The move marks the largest investment in a Chinese self-driving car business. And time will tell if it’s the last. Didi is already a portfolio company in SoftBank’s Vision Fund, and has been testing autonomous cars since 2016, before spinning the self-driving arm into its own company back in 2019.
☑️ It’s in the game.
The NFL and EA are keeping the love alive, after owners agreed to renew the league’s exclusive video game rights with Electronic Arts. The terms were not announced, but the deal has been a year in the making, as the NFL reviewed deals from EA-rival video game makers like 2K Studios, which earned the rights to “non-simulation” (think: NFL Street) games earlier this year.
OneTeam Partners worked with the NFLPA to get the deal done, and they’re no stranger to working with talent, having previously helped the MLBPA to optimize the use of player names and likenesses. *OneTeam calls the NCAA*
☑️ Dialed in.
Comcast, ViacomCBS, and Charter are joining forces to help target ads to TV viewers. And the FTC’s ears have perked up. Comcast announced it was spinning off its Blockgraph platform and selling two-thirds of the company to Viacom and Charter, respectively.
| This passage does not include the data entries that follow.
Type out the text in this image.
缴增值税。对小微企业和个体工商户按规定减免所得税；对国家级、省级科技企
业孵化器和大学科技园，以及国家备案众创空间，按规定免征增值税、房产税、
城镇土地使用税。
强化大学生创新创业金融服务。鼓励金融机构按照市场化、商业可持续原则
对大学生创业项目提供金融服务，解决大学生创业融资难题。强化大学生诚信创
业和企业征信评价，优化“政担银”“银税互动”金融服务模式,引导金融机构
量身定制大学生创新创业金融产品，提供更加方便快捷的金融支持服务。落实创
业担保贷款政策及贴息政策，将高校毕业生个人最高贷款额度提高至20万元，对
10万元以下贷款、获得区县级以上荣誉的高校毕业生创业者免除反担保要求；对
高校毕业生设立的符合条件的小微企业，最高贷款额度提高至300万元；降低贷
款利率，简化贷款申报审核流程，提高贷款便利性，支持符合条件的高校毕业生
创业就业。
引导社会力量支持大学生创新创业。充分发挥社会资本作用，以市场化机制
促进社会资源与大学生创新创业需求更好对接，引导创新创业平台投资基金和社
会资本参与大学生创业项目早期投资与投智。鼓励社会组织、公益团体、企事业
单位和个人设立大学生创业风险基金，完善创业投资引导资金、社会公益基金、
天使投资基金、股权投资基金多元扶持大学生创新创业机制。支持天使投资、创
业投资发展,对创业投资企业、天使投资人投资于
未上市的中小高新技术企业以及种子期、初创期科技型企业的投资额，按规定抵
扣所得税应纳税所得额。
Blockgraph helps brands and ad sales folks match data sets to viewers without revealing too much of their personal information. So they know what you like to watch, but not your mother’s maiden name and social security number.
The move comes as advertisers are cutting back on TV spend and figuring out where to best allocate advertising dollars… so it sounds like the perfect time to invest in TV advertising.